Jumat, 25 April 2014

Pergeseran Makna Khumus


Salah satu yang paling rancu didalam aqidah Syiah Imamiyah adalah masalah khumus (Seperlima) disini terjadi distorsi pengertian khumus dari konteks aslinya hanya demi mempertebal pemasukan pribadi, ibaratnya nilai dakwah harus sebanding dengan fulus, dan semakin banyak seorang marja’ taklid menjaring muqallid (Orang yang bertaklid) maka semakin banyak pula dia mendapatkan pendapatan.
Sebelum melangkah lebih jauh, mari kita lihat bagaimana pengertian khumus menurut Ayatulllah Imam Khumaeni (Salah satu Imam Marja’) didalam tahrirul wasilahnya :
وعن الصادق (عليه السلام) : إنّ الله لا إله إلاّ هو لمّا حرّم علينا الصدقة أنزل لنا الخمس ، فالصدقة علينا حرام ، والخمس لنا فريضة ، والكرامة لنا حلال
Dari As Shaduq (Alaihissalam) katanya : Sesungguhnya Allah yang tidak ada tuhan selain Dia, ketika Dia (Allah Subhanahu Wa Ta'ala) mengharamkan atas kami harta sadakoh, Dia (Allah) menurunkan bagi kami khumus (seperlima). Maka dengan demikian shadaqah haram atas kami, khumus adalah untuk kami dan hadiah yang halal bagi kami.[1]

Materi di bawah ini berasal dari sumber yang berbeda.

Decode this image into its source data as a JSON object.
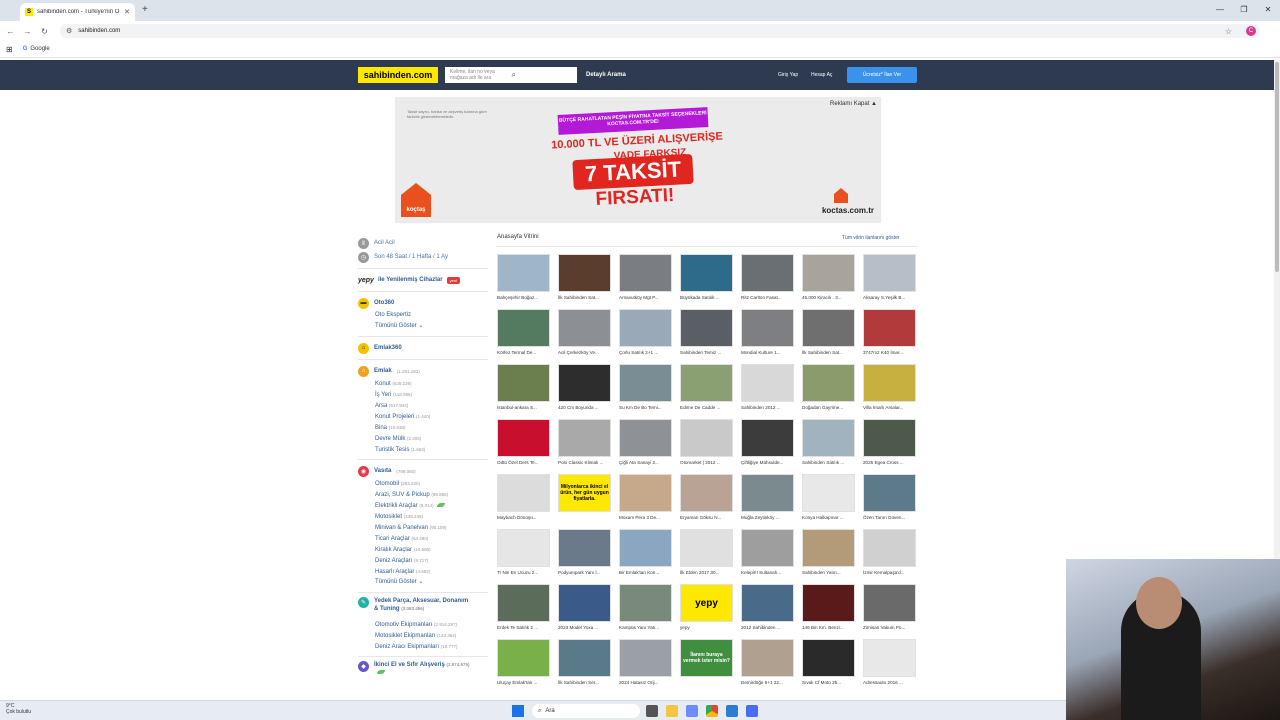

Disini sang ayatulullah Imam Khumaeni hanya mengkhususkan khumus untuk kalangan Ahlul bait Rosulullah Shallallahu Alaihi Wa Sallam, sang Ayatulullah Imam Khumaeni tidak menyebutkan bahwa khumus juga diperoleh untuk Imam yang menjadi marja taklid seperti yang terjadi pada masa sekarang dimana Imam marja’ menarik fulus dengan atas nama khumus.
عن أبي عبد الله الصادق (عليه السلام) : فيما يخرج من المعادن والبحر والغنيمة والحلال المختلط بالحرام إذا لم يُعرف صاحبه والكنوز الخمس
Dari Abi Abdillah As Shadiq Alaihissalam : (Harta) yang keluar dari harta ma'ad, dan dari laut, dan dari harta ghanimah (Rampasan perang) dan harta halal yang bercampur dengan harta haram jika tidak di ketahui siapa pemiliknya, serta harta kunuz, adalah di keluarkan khumus[2]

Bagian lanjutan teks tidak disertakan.